At the end of my second week at the University of Arizona, I am starting to settle in.
I now have a staff ID number and a Staff ID card which has allowed me email, library and internet access, and I have joined the university recreation centre where I am able to swim and attend yoga classes.  I am really enjoying these facilities!

While here I have the opportunity to sit in on a couple of courses. I have already mentioned the one called the  Critical Content Analysis of Text and Image. This last week we used some of the techniques we’ve learned to examine some of the books in the U.S. IBBY Outstanding International Book Awards. This award has been awarded since 2006 in an effort to encourage US publishers to publish books published outside the United States, thus allowing US children to develop global awareness. One of my favourites from last week comes from Tara Press in India. It’s called  Hope is a GirlSelling Fruit by Amriti Das.  Not only is the art stunning, the story is an inspirational story of self determination.

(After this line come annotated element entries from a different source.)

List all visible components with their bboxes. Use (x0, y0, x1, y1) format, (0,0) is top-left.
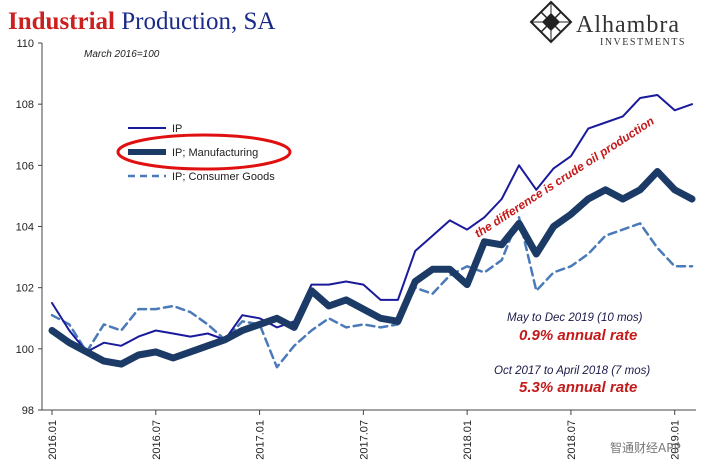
y-axis-ticks: 98 100 102 104 106 108 110 (16, 38, 42, 417)
x-tick-label: 2018.01 (462, 420, 474, 460)
annotation-period1-label: May to Dec 2019 (10 mos) (507, 312, 643, 324)
x-tick-label: 2018.07 (566, 420, 578, 460)
series-line-manufacturing (48, 168, 696, 368)
logo-sub: INVESTMENTS (600, 37, 686, 48)
y-tick-label: 108 (16, 99, 34, 111)
legend-label-manufacturing: IP; Manufacturing (172, 147, 258, 159)
legend-label-consumer-goods: IP; Consumer Goods (172, 171, 275, 183)
y-tick-label: 100 (16, 344, 34, 356)
x-tick-label: 2019.01 (670, 420, 682, 460)
x-tick-label: 2017.07 (358, 420, 370, 460)
y-tick-label: 110 (16, 38, 34, 50)
diamond-lattice-icon (529, 0, 573, 44)
x-axis-ticks: 2016.01 2016.07 2017.01 2017.07 2018.01 2018.… (47, 410, 682, 460)
annotation-period1-rate: 0.9% annual rate (519, 327, 637, 344)
annotation-period2-label: Oct 2017 to April 2018 (7 mos) (494, 365, 650, 377)
series-line-ip (51, 94, 693, 353)
alhambra-logo: Alhambra INVESTMENTS (529, 0, 686, 48)
y-tick-label: 104 (16, 222, 34, 234)
watermark: 智通财经APP (610, 440, 681, 455)
chart-subtitle: March 2016=100 (84, 49, 160, 60)
chart-title-blue: Production, SA (115, 8, 275, 35)
x-tick-label: 2016.01 (47, 420, 59, 460)
y-tick-label: 106 (16, 160, 34, 172)
annotation-period2-rate: 5.3% annual rate (519, 379, 637, 396)
series-line-consumer-goods (50, 216, 694, 369)
x-tick-label: 2017.01 (255, 420, 267, 460)
y-tick-label: 98 (22, 405, 34, 417)
legend-label-ip: IP (172, 123, 182, 135)
chart-title-red: Industrial (8, 8, 115, 35)
legend: IP IP; Manufacturing IP; Consumer Goods (116, 123, 292, 183)
y-tick-label: 102 (16, 283, 34, 295)
legend-highlight-circle (116, 133, 292, 171)
x-tick-label: 2016.07 (151, 420, 163, 460)
series-lines (48, 94, 696, 369)
logo-name: Alhambra (576, 12, 680, 38)
chart-title: Industrial Production, SA (8, 8, 275, 35)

I am also sitting in on a course called Language Reading and Culture: Gender and Sexuality in Literature for Children/Adolescents. This week we looked at a fabulous graphic biography by Isabel Quintaro and Zeke Pena about the Mexican photographer Graciela Iturbide, a very famous Mexican photographer whose black and white images are stunning. The text and image of the book itself, entitled Photographic. The Life of Graciela Iturbide, is a very stunning design of black and white graphic panels punctuated by some of Iturbide’s photographs, some of which are of the Mexican muxes, or transgender community. The author is visiting Worlds of Words next week, and I am looking forward to meeting her. She has also written a YA novel and a gorgeous picturebook with English and Spanish versions.

This week I have also given my first public lecture, entitled 'Introducing Aotearoa/New Zealand through Children's Literature'. It was held at lunchtime in the beautiful space of the Worlds of Words main library, and we made a display of New Zealand books for the audience to browse through before and after.  I had some good questions and discussion afterwards, and am pleased to have been able to share my ideas an New Zealand's amazing children's literature in this forum.